Physician practice groups should be aware that both the federal agencies and state attorneys general have increased investigations and inquiries into past and current mergers and acquisitions. The FTC retrospective study indicates that the increased focus will continue.  

New Jersey Hospital Merger Preliminary Injunction Hearing

The preliminary injunction hearing in the FTC’s challenge of the proposed merger of Hackensack Meridian Health and Englewood Health lasted from May 10, 2021, to June 2, 2021. The FTC alleged that the two hospital systems were important competitors in Bergen County and that the loss of competition would drive up costs for insurers—and subsequently patients. 

The outcome of this matter will likely depend on the definition of the geographic market.

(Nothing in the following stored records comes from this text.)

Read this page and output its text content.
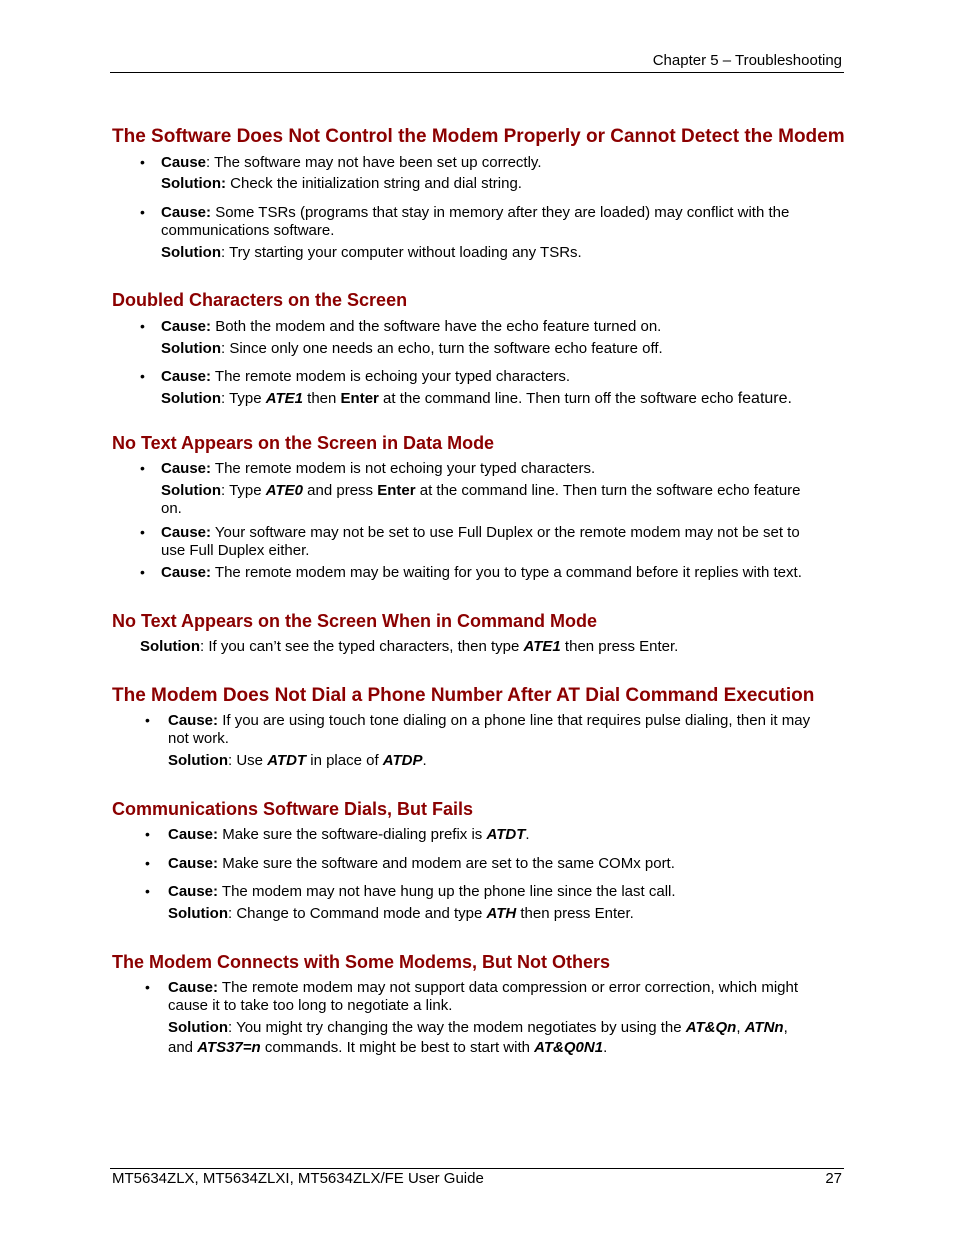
Chapter 5 – Troubleshooting
The Software Does Not Control the Modem Properly or Cannot Detect the Modem
• Cause: The software may not have been set up correctly.

Solution: Check the initialization string and dial string.

• Cause: Some TSRs (programs that stay in memory after they are loaded) may conflict with the

communications software.

Solution: Try starting your computer without loading any TSRs.

Doubled Characters on the Screen
• Cause: Both the modem and the software have the echo feature turned on.

Solution: Since only one needs an echo, turn the software echo feature off.

• Cause: The remote modem is echoing your typed characters.

Solution: Type ATE1 then Enter at the command line. Then turn off the software echo feature.

No Text Appears on the Screen in Data Mode
• Cause: The remote modem is not echoing your typed characters.

Solution: Type ATE0 and press Enter at the command line. Then turn the software echo feature

on.

• Cause: Your software may not be set to use Full Duplex or the remote modem may not be set to

use Full Duplex either.

• Cause: The remote modem may be waiting for you to type a command before it replies with text.

No Text Appears on the Screen When in Command Mode

Solution: If you can’t see the typed characters, then type ATE1 then press Enter.

The Modem Does Not Dial a Phone Number After AT Dial Command Execution
• Cause: If you are using touch tone dialing on a phone line that requires pulse dialing, then it may

not work.

Solution: Use ATDT in place of ATDP.

Communications Software Dials, But Fails
• Cause: Make sure the software-dialing prefix is ATDT.

• Cause: Make sure the software and modem are set to the same COMx port.

• Cause: The modem may not have hung up the phone line since the last call.

Solution: Change to Command mode and type ATH then press Enter.

The Modem Connects with Some Modems, But Not Others
• Cause: The remote modem may not support data compression or error correction, which might

cause it to take too long to negotiate a link.

Solution: You might try changing the way the modem negotiates by using the AT&Qn, ATNn,

and ATS37=n commands. It might be best to start with AT&Q0N1.

MT5634ZLX, MT5634ZLXI, MT5634ZLX/FE User Guide	27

The FTC maintains that the market is properly limited to Bergen County, while the hospitals argue that the county line is a meaningless political barrier and that the market should include other healthcare providers in other New Jersey counties and health systems in New York City. The FTC lawyers argued that insurers, patients and the hospitals themselves view Bergen County as a specific market where Hackensack and Englewood are substitutes for one another. The hospitals countered that the only insurer that testified at the proceeding indicated that the merged entity would not be able to force a “small but not insignificant price increase” (the hypothetical monopolist test).

US District Court Judge Michael Vazquez’s decision whether to grant the preliminary injunction blocking the deal will likely arrive in several weeks, and an appeal is expected by either side depending on the outcome. The result of preliminary injunctive hearing likely will determine the fate of the transaction, as counsel for Englewood indicated at trial that a loss would prompt them to call off the deal. The court’s decision on whether Bergen County is a proper geographic market likely will influence hospital merger review going forward.